Acknowledging that the proposed new convention center would potentially become the largest building project in the history of Metro, District 12 Councilman Jim Gotto has filed a resolution requesting six weeks for Council to consider the financing package presented by Mayor Karl Dean’s administration.
Gotto’s resolution won’t be considered until the Oct. 6 Council meeting.
The Dean administration has said it would bring a financing package for Council to consider in the coming months.
Once the administration files its financing plan, Gotto wants six weeks to allow for meetings with the financing and construction teams.
District 6 Councilman Mike Jameson said Council also needed a fair amount of time to present the financing package to constituents for their consideration.
Gotto’s nonbinding memorializing resolution also calls for Council to hold a public hearing on the issue where members of the public could express their support or opposition to the financing.
“Whether I vote for this project or against this project, and I haven’t made a commitment one way or the other, I certainly think we need to have as much discussion as possible, not just for the sake of delay… [but] to sit down and decide what’s best for the city,” Gotto said.
The administration has not revealed specifics on how the convention center would be funded, besides the tourism-related taxes and fees approved by Council last year.

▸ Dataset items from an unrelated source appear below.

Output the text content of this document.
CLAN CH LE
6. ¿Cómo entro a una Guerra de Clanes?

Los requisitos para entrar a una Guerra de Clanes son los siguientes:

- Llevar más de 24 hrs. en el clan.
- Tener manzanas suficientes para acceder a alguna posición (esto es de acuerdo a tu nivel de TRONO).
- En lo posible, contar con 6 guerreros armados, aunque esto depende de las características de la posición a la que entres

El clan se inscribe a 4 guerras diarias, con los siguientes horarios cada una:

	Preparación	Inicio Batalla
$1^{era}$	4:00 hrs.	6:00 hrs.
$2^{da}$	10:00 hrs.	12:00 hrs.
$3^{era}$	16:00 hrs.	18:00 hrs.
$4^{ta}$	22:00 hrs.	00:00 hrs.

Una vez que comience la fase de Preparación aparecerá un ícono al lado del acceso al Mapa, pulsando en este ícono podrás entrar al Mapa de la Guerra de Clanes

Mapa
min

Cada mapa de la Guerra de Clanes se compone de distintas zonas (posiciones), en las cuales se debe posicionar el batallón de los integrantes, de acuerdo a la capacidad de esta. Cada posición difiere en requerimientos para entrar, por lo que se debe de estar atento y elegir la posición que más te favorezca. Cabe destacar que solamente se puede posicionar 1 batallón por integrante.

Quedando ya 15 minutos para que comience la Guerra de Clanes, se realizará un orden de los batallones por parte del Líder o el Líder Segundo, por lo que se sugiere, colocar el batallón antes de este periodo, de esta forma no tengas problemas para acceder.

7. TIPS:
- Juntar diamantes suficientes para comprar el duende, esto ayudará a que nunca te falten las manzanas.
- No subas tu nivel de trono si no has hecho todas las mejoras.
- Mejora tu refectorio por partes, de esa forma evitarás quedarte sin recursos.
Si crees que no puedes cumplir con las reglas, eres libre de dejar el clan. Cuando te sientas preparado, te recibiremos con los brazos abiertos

Additionally, a three-square-mile tourism development zone around the proposed SoBro site at the corner of Fifth Avenue South and Demonbreun would allow Metro to collect incremental sales tax gains as well.
Dean has promised that property taxes would not be used for the project. Estimates for the proposed convention center sit at $635 million in addition to another $200 million for its attached hotel.
In the meantime, other convention center legislation is moving forward. Council will consider at its meeting tonight a resolution to put in place nine appointments to the new Convention Center Authority, which will oversee development of Music City Center and its attached public/private hotel.
Already Metro has spent $16 million on predevelopment activities for Music City Center and allocated another $62 million for land acquisition. The Metro Development and Housing Agency, which is in charge of acquiring land for the project, has already begun issuing offers and negotiating with property owners inside the convention center’s footprint.